The plants all look healthy if not a little small for the time of year. However a few stalwarts refuse to be daunted by the weather. Among them the chives.
My chives started with one little plant in a two inch pot I brought home as an impulse purchase. Now, some fourteen clumps later lining my lower garden bed, and countless plants given away, I can honestly declare my chives are thriving.
|Chive Buds Ready To Pop|
|Love This Color|
One of my favorite projects is making chive vinegar. For this project you will need:
A dry sterilized jar with lid (one quart mason jars work well)
3 - 3 1/2 cups white wine or rice vinegar
1 cup or more chive blossoms
Pick the chive blossoms in the morning after the dew has dried but before the heat of the day has caused their essential oils to evaporate.

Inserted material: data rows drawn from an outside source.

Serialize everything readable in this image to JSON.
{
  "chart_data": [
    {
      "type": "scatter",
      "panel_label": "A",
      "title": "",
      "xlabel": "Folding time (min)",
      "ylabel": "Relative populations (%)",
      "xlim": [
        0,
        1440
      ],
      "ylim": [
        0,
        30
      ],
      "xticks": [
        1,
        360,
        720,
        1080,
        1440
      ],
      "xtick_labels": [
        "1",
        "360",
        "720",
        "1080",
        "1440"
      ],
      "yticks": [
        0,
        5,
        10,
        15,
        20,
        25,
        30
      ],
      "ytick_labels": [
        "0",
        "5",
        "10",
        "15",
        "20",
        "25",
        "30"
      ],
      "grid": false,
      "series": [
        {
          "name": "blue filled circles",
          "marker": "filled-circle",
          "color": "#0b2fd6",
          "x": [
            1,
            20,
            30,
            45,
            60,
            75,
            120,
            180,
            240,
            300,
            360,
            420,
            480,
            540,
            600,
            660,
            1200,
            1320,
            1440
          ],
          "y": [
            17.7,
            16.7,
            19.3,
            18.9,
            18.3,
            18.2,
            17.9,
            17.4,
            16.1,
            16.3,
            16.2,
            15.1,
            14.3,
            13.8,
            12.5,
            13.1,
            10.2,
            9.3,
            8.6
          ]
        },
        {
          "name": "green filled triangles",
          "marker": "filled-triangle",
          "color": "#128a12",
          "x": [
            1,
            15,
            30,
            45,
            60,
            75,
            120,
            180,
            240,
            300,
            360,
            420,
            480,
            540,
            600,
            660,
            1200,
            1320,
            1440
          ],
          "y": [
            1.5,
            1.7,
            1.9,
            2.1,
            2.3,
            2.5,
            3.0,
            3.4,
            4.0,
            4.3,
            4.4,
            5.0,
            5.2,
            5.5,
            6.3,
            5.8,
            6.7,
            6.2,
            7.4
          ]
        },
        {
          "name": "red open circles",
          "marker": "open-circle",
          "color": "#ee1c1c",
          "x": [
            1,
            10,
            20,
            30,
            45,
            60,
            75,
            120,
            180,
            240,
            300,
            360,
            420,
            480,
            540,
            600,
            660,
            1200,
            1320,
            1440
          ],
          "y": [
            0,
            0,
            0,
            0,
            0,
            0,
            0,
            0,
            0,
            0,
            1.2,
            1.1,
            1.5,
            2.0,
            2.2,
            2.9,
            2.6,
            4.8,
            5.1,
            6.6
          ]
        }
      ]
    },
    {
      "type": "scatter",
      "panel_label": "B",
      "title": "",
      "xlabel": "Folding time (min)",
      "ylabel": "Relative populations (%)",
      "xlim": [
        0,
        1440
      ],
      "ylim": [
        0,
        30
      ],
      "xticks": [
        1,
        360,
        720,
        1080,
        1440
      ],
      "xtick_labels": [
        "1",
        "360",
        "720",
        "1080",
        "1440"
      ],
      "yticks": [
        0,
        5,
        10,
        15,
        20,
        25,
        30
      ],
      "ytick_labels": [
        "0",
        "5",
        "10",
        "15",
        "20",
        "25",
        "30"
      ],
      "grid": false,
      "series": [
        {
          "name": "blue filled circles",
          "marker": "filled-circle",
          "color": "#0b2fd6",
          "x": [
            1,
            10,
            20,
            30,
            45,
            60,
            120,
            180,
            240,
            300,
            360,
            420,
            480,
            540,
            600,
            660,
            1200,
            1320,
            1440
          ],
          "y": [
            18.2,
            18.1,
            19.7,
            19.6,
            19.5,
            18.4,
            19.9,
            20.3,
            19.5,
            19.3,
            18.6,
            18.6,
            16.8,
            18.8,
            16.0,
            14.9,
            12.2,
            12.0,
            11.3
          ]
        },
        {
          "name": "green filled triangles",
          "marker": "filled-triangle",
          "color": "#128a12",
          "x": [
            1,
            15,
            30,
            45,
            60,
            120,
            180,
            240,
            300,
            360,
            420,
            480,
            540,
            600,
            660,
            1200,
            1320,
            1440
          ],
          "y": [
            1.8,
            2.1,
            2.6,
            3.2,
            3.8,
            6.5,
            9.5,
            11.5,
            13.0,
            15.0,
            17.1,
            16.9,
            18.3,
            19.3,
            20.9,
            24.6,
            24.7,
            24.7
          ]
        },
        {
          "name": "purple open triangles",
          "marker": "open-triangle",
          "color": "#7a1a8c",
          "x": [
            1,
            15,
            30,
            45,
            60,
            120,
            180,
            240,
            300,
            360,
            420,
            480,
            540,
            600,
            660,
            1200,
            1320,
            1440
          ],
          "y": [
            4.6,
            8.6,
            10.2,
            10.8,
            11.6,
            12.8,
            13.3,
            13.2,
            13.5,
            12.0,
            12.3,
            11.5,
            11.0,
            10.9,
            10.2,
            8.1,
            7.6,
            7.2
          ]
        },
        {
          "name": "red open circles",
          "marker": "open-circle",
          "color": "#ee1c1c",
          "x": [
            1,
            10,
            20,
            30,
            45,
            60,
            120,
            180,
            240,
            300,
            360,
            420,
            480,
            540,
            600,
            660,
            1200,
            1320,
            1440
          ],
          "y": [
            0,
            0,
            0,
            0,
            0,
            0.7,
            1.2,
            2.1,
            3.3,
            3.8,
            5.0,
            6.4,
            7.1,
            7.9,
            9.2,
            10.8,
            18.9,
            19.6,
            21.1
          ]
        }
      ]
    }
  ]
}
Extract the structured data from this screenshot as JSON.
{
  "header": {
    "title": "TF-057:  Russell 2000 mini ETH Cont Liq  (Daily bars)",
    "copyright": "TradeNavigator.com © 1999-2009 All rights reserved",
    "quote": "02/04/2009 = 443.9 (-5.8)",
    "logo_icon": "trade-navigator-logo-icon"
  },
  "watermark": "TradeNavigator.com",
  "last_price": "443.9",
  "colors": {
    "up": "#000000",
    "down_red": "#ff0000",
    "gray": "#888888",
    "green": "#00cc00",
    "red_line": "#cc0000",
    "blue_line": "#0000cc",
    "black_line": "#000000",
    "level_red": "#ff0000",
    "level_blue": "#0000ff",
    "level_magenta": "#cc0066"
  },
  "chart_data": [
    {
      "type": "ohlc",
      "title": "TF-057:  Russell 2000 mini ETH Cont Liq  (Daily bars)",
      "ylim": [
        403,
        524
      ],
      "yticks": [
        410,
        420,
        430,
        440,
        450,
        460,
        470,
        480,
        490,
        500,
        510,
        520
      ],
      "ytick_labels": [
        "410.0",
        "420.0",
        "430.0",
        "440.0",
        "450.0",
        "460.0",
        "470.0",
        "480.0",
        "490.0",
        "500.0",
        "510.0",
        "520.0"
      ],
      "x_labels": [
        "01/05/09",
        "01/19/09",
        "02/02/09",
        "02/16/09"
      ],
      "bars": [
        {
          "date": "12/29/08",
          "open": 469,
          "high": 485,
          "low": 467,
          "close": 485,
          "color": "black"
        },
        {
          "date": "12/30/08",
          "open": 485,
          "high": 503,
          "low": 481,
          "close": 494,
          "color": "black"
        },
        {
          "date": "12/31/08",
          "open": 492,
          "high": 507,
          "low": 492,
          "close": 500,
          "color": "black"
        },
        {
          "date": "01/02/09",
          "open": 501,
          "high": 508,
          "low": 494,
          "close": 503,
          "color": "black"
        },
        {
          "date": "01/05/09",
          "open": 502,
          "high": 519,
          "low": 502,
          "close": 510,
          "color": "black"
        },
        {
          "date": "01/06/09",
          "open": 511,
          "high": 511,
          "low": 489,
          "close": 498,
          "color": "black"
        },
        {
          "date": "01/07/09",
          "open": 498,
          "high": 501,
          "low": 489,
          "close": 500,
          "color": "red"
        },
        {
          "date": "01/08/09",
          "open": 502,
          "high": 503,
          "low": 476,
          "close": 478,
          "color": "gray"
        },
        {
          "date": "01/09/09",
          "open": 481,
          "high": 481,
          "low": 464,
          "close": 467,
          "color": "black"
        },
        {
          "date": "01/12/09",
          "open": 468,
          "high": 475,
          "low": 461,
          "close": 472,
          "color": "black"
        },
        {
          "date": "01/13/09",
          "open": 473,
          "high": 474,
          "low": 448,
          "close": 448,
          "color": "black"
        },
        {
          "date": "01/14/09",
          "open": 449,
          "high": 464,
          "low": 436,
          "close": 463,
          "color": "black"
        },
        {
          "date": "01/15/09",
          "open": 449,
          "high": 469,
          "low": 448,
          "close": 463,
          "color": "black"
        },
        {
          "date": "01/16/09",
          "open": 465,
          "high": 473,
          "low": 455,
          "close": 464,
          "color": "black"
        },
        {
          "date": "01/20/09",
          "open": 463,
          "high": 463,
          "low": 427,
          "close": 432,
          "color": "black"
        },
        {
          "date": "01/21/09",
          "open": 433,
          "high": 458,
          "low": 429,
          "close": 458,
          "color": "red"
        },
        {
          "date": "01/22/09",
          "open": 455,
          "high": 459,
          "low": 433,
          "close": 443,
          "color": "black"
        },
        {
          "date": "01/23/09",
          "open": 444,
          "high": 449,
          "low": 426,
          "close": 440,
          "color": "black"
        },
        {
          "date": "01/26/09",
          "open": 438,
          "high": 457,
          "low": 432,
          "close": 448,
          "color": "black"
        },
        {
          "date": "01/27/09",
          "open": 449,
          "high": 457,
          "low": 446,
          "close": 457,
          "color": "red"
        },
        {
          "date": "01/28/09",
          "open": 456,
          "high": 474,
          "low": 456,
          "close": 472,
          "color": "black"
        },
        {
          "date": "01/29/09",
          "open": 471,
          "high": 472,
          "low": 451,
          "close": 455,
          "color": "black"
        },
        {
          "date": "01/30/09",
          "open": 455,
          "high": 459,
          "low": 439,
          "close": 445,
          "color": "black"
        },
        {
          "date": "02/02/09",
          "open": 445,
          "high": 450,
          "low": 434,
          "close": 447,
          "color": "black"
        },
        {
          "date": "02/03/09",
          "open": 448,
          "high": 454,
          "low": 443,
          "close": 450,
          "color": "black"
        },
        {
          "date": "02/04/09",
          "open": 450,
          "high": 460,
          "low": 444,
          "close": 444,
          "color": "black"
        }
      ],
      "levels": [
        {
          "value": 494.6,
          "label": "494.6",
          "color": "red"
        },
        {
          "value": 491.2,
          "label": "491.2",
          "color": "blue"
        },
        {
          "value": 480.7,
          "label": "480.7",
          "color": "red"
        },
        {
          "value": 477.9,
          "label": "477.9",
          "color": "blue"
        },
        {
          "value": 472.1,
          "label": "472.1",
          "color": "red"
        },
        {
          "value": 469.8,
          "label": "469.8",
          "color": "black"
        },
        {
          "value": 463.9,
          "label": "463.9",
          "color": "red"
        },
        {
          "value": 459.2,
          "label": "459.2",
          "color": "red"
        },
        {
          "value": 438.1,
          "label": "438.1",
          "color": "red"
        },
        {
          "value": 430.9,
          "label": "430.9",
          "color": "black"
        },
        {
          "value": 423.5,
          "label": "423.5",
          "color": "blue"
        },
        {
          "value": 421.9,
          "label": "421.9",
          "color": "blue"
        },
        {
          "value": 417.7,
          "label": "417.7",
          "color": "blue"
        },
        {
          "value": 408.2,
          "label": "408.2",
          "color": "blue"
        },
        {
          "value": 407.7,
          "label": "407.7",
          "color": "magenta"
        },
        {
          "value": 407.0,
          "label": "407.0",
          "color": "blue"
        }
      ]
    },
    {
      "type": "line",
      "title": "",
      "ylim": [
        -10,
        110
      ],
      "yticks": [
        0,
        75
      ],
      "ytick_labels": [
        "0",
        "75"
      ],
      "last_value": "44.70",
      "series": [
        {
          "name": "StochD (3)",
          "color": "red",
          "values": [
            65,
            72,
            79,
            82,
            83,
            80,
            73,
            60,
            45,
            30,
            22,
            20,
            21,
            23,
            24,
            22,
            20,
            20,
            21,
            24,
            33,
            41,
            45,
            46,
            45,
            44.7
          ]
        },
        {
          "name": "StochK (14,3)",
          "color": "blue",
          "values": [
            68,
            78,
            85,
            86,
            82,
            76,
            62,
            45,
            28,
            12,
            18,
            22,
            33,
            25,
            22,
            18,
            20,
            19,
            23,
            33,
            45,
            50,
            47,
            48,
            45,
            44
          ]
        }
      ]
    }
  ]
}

Gently swish the blossoms in cold water until free of debris.
|Getting a Cool Rinse|
Allow blossoms to dry; you can let them air dry or use a salad spinner.
|Drying on a Towel|
|Fill the Jar|
|After 6 days. Don't you love the color!|
There are many other herbal vinegar worth having as well. These all make great salad dressings, vegetable and/or meat marinades, additions to soups (especially when a soup just needs something), or a great sprinkle over bruschetta.
Try basil and garlic in white wine vinegar, or dill, chive and peppercorn in red wine vinegar. The basic recipe is the same, just the herbs have been changed to protect the innocent, I mean to add some variety to your pantry.